The grand reopening of the new, improved San Francisco Museum of Modern Art — with seven floors and 145,000 square feet of exhibition space, now the largest contemporary art museum in the country, and, with its spiffy new fabric-like cladding, among the most architecturally distinctive — inaugurates a new era in the Bay Area art scene. Museum Director Neal Benezra called it “a game changer [that] lifts us to the top ranks for museums of modern and contemporary art in the world.” It is unthinkable after this cultural bombshell — much of whose immediate impact derives from the stunning Fisher collection — that the national media will be able to continue to sniff condescendingly at San Francisco as a charming town, but, after all, a minor art market and a minor player. Expect more serious attention from the national press; it’s long, long overdue. In addition, as everyone knows, major galleries are coming to the area, sinking exploratory wells in the city and on the peninsula; there’s gold in the Valley, after all, if one can educate and cultivate new collectors. So congratulations, Bay Area, on graduating to the big time. May local artists, as well, live long and prosper from these happy days — or let me say, in the fashion of William T. Wiley, happy daze?
Not to be the ghost at the feast, however, San Francisco is at the same time reeling from gentrification wrought by the latest wave of digital prosperity.
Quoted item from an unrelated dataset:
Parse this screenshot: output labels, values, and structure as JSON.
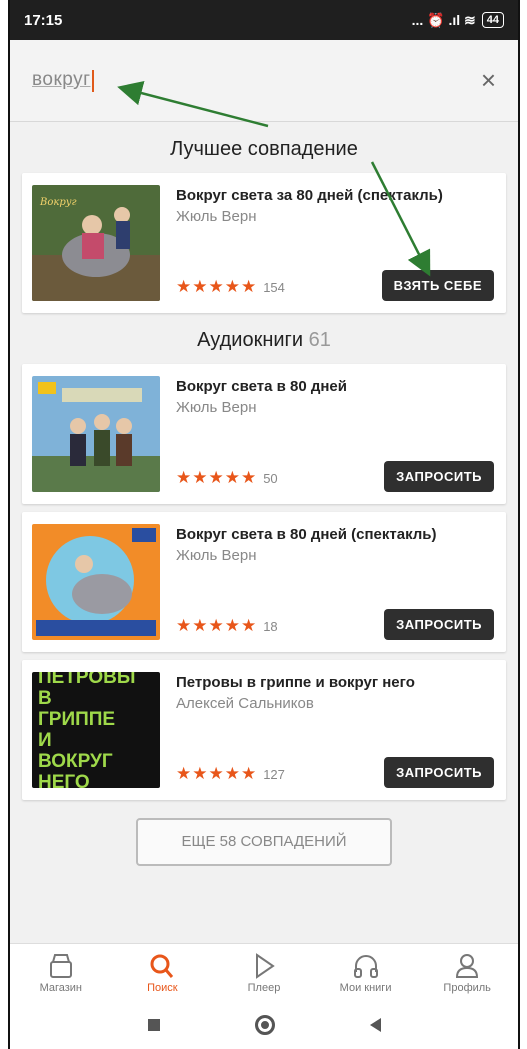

Ever-rising rents have caused a slow but discernible diaspora of artists over the past few years; nonprofits have relocated or closed; and San Francisco’s traditional identity as a tolerant bohemia is all but gone these days, perhaps never to return. New York values (which we celebrate when we gush over large buildings and big money) supplant San Francisco’s humanistic values, including the ornery individualism that made and makes for great art here, but not necessarily great art careers. In her May 3rd Guardian article, San Francisco writer Rebecca Solnit wrote:
"Silicon Valley’s well-paid workforce is disproportionately white, male and young. Schooteachers, mechanics and other vital workers are being pushed out of an increasingly homogeneous central Bay Area, and homelessness is an escalating crisis … Most people who aren’t wealthy feel they have no future here, and those of us who are securely housed dread staying in place ... A place long considered a utopia of sorts has become a textbook dystopia."
Certainly the numerous tents lining Folsom and Division streets are cause for concern, visions from a Third World country rather than, as one television station crowed, years ago, “the best place on earth.” And yet the Bay Area’s natural beauty remains remarkable — even as the speculative buying of even ho-hum or ramshackle housing drives up costs for all. It would be short-sighted to blame the beneficiaries of the new economy — including the moneyed classes supporting our splendid museums — completely for our current economic stress. Weegee’s wonderfully sardonic 1943 photograph, “The Critic," of a bag lady scowling at a pair of wealthy women dressed to the nines might be considered politically correct, but who romanticizes poverty in go-getter America?
Alain de Botton and John Armstrong in their book "Art as Therapy" make a case for seeing art without the filter of price tags and brand names beloved of American consumer culture, which I quote here at length:
"Moral messages — messages that encourage our better selves — can be found in works of art that seem, initially, to have little interest in ‘saying’ anything to us. Take a Korean moon jar [Choson Dynasty, 17th-18th century, white porcelain, private collection]. Aside from being a useful receptacle, it is also a superlative homage to the virtue of modesty. It stresses this quality by allowing minor blemishes to remain on its surface, by being full of variations of colour and having an imperfect glaze and an outline that does not follow an ideal oval trajectory. Impurities have found their way into the kiln, resulting in a random array of black dots all over the surface. The jar is modest because it seems not to mind about any of this. Its flaws merely concede its [uninterest] in the race for status. It has the wisdom not to ask to be thought too special. It is not humble, just content with what it is. For a person who is given to arrogance or anxiety about worldly status, and who frets about being recognized at social gatherings, the sight of such a jar may be intensely moving as well as encouraging. Seeing the ideal of modesty so clearly may make it obvious that one is in exile from it. All the same, here it is, waiting for us in the jar. It would be understandable if [people who were] at heart sincere and good, whose arrogance was only a habit built up to protect a vulnerable part of themselves, should, as they contemplated the moon jar, find themselves yearning to make a change in their lives under the aegis of the values encoded in a piece of ceramic."
Or they might like to take a selfie with it. The Weegee, instead? It’s all good.